Harris’s statement came on the same day that California Department of Insurance spokesman Michael Soller told CBS News that State Farm dropped a staggering 1,600 home insurance policies in the now-devastated Pacific Palisades neighborhood in July.
American Property Casualty Insurance Association (APCIA) president and CEO David Sampson pushed back on Harris’s press briefing in a statement to Fox Business:
It is false, wrong and dangerous to even insinuate that insurers are abandoning their customers, and it’s especially concerning coming from a former California statewide elected official who should know the law.

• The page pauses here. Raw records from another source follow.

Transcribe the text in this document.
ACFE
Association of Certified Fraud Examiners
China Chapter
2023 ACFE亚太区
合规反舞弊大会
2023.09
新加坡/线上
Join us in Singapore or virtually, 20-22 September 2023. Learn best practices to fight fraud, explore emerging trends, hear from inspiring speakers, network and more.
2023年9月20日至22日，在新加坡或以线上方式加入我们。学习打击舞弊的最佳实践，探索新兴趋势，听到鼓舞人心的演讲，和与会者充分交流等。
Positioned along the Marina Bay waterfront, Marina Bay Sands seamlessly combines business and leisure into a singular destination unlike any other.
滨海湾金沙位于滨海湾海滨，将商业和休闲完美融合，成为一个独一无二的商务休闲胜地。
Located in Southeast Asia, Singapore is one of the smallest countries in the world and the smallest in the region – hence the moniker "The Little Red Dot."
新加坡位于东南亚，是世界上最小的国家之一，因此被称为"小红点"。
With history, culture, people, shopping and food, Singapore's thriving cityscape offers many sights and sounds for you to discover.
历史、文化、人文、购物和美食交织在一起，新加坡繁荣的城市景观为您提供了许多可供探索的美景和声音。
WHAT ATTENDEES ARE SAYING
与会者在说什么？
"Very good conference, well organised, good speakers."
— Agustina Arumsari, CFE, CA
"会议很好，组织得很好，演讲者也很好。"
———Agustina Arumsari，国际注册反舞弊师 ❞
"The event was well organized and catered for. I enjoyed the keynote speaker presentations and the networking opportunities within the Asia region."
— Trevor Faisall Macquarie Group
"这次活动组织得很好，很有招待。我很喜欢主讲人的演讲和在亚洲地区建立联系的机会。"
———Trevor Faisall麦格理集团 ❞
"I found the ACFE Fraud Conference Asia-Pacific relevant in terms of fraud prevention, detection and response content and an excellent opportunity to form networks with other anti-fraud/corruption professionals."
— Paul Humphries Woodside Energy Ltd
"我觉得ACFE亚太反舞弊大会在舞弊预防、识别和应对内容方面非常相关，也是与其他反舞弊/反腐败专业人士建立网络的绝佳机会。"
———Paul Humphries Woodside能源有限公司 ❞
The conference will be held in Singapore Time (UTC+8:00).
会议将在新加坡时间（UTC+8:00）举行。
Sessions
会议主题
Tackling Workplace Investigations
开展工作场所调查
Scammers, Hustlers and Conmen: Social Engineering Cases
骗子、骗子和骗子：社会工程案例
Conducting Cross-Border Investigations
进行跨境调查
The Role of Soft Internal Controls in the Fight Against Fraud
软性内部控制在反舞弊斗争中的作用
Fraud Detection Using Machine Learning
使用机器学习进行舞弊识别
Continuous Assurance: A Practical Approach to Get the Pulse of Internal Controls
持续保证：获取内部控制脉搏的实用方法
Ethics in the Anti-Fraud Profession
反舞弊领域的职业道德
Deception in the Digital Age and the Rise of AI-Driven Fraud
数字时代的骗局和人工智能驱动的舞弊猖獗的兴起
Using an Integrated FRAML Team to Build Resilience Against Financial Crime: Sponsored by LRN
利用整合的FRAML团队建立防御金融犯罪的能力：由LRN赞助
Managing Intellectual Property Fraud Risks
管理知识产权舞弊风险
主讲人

Insurers are committed to protecting the safety of those affected and providing expedited relief to their policyholders for the covered losses.
Noting that California state law prevents insurance companies from canceling policies during its term outside of circumstances like non-payment and fraud, Sampson said that the “implication that people who have insurance coverage effective on January 7th are being canceled — just to leave that impression with people and to create that fear — is irresponsible, in my view.”
State Farm discontinued coverage for 72,000 California homes in 2024, and over 100,000 state residents have lost their home insurance since 2019, a San Francisco Chronicle analysis revealed.
The Pacific Palisades fire, which has burned through 22,660 acres with containment at 11 percent after sparking on Tuesday, is set to become “one of the state’s costliest” ever, according to NBC News.
Sampson said he has been warning state regulators for years about the unsustainable insurance market in California.
“Over the last almost decade now, for every dollar of homeowners premium that we have collected, we have paid out $1.09 in claims — and that’s not sustainable,” he told Fox Business.